Comment by anvuong

You are essentially correct, which is why stochastic gradient optimizers induce a low-sharpness bias. However, there is an awful lot more that complicates things. There are plenty of wide minima that it can get stuck in far away from where people typically initialise, so the initialisation scheme proves extremely important (but is mostly done for you).

Perhaps more important, just because it is easy to escape any local minimum does not mean that there is necessarily a trend towards a really good optimum, as it can just bounce between a bunch of really bad ones for a long time. This actually happens almost all the time if you try to design your entire architecture from scratch, e.g. highly connected networks. People who are new to the field sometimes don't seem to understand why SGD doesn't just always fix everything; this is why. You need very strong inductive biases in your architecture design to ensure that the loss (which is data-dependent so you cannot ascertain this property a priori) exhibits a global bowl-like shape (we often call this a 'funnel') to provide a general trajectory for the optimizer toward good solutions. Sometimes this only works for some optimizers and not others.

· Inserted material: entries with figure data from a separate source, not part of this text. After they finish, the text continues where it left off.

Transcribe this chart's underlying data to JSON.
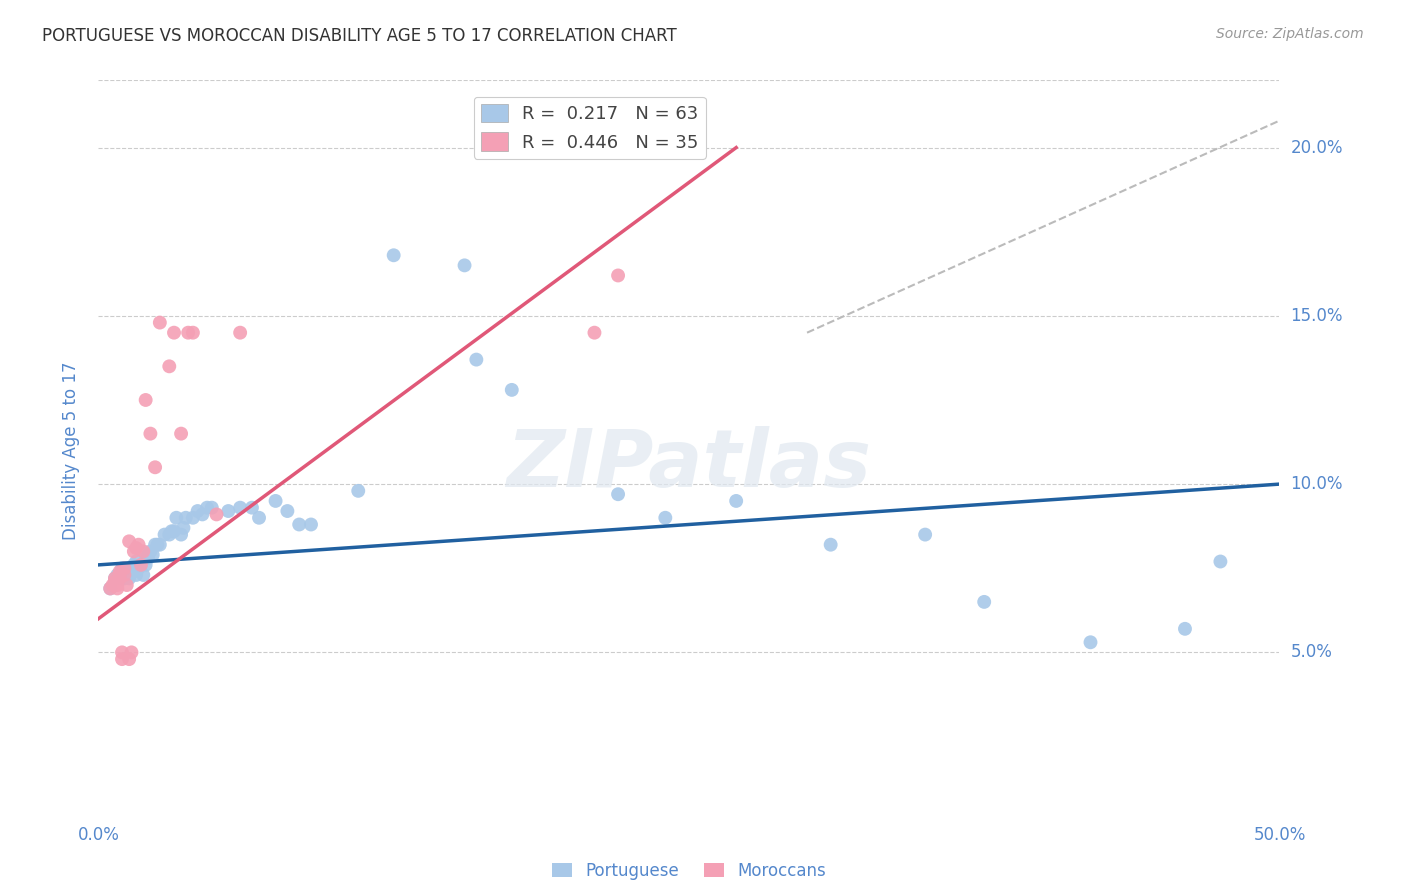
{
  "title": "PORTUGUESE VS MOROCCAN DISABILITY AGE 5 TO 17 CORRELATION CHART",
  "source": "Source: ZipAtlas.com",
  "ylabel_label": "Disability Age 5 to 17",
  "x_min": 0.0,
  "x_max": 0.5,
  "y_min": 0.0,
  "y_max": 0.22,
  "x_ticks": [
    0.0,
    0.05,
    0.1,
    0.15,
    0.2,
    0.25,
    0.3,
    0.35,
    0.4,
    0.45,
    0.5
  ],
  "x_tick_labels": [
    "0.0%",
    "",
    "",
    "",
    "",
    "",
    "",
    "",
    "",
    "",
    "50.0%"
  ],
  "y_ticks": [
    0.0,
    0.05,
    0.1,
    0.15,
    0.2
  ],
  "y_tick_labels_right": [
    "",
    "5.0%",
    "10.0%",
    "15.0%",
    "20.0%"
  ],
  "portuguese_x": [
    0.005,
    0.007,
    0.008,
    0.009,
    0.01,
    0.01,
    0.01,
    0.011,
    0.012,
    0.013,
    0.013,
    0.014,
    0.015,
    0.015,
    0.016,
    0.016,
    0.017,
    0.018,
    0.019,
    0.02,
    0.02,
    0.021,
    0.021,
    0.022,
    0.023,
    0.024,
    0.025,
    0.026,
    0.028,
    0.03,
    0.031,
    0.032,
    0.033,
    0.035,
    0.036,
    0.037,
    0.04,
    0.042,
    0.044,
    0.046,
    0.048,
    0.055,
    0.06,
    0.065,
    0.068,
    0.075,
    0.08,
    0.085,
    0.09,
    0.11,
    0.125,
    0.155,
    0.16,
    0.175,
    0.22,
    0.24,
    0.27,
    0.31,
    0.35,
    0.375,
    0.42,
    0.46,
    0.475
  ],
  "portuguese_y": [
    0.069,
    0.072,
    0.073,
    0.073,
    0.072,
    0.074,
    0.075,
    0.072,
    0.073,
    0.072,
    0.075,
    0.074,
    0.074,
    0.076,
    0.073,
    0.077,
    0.075,
    0.076,
    0.073,
    0.076,
    0.078,
    0.078,
    0.079,
    0.08,
    0.079,
    0.082,
    0.082,
    0.082,
    0.085,
    0.085,
    0.086,
    0.086,
    0.09,
    0.085,
    0.087,
    0.09,
    0.09,
    0.092,
    0.091,
    0.093,
    0.093,
    0.092,
    0.093,
    0.093,
    0.09,
    0.095,
    0.092,
    0.088,
    0.088,
    0.098,
    0.168,
    0.165,
    0.137,
    0.128,
    0.097,
    0.09,
    0.095,
    0.082,
    0.085,
    0.065,
    0.053,
    0.057,
    0.077
  ],
  "moroccan_x": [
    0.005,
    0.006,
    0.007,
    0.007,
    0.008,
    0.008,
    0.009,
    0.009,
    0.009,
    0.01,
    0.01,
    0.011,
    0.011,
    0.012,
    0.013,
    0.013,
    0.014,
    0.015,
    0.016,
    0.017,
    0.018,
    0.019,
    0.02,
    0.022,
    0.024,
    0.026,
    0.03,
    0.032,
    0.035,
    0.038,
    0.04,
    0.05,
    0.06,
    0.21,
    0.22
  ],
  "moroccan_y": [
    0.069,
    0.07,
    0.071,
    0.072,
    0.069,
    0.07,
    0.072,
    0.073,
    0.074,
    0.048,
    0.05,
    0.073,
    0.075,
    0.07,
    0.083,
    0.048,
    0.05,
    0.08,
    0.081,
    0.082,
    0.076,
    0.08,
    0.125,
    0.115,
    0.105,
    0.148,
    0.135,
    0.145,
    0.115,
    0.145,
    0.145,
    0.091,
    0.145,
    0.145,
    0.162
  ],
  "portuguese_color": "#a8c8e8",
  "moroccan_color": "#f4a0b5",
  "portuguese_line_color": "#2060a0",
  "moroccan_line_color": "#e05878",
  "trend_line_color": "#bbbbbb",
  "portuguese_line_x": [
    0.0,
    0.5
  ],
  "portuguese_line_y": [
    0.076,
    0.1
  ],
  "moroccan_line_x": [
    0.0,
    0.27
  ],
  "moroccan_line_y": [
    0.06,
    0.2
  ],
  "diag_line_x": [
    0.3,
    0.5
  ],
  "diag_line_y": [
    0.145,
    0.208
  ],
  "R_portuguese": 0.217,
  "N_portuguese": 63,
  "R_moroccan": 0.446,
  "N_moroccan": 35,
  "background_color": "#ffffff",
  "grid_color": "#cccccc",
  "title_color": "#333333",
  "axis_label_color": "#5588cc",
  "watermark_text": "ZIPatlas",
  "legend_label_portuguese": "Portuguese",
  "legend_label_moroccan": "Moroccans"
}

This is why architecture design is something of an art form, and explaining "why neural networks work so well" is a complex question involving a ton of parts, all of which contribute in meaningful ways. There are often plenty of counterexamples to any simpler explanation.

(‘Minimum’ is the singular of ‘minima’.)

>you'd need every single one of them, millions up millions of them, to be all zero

If they were all correlated with each other that does not seem far fetched.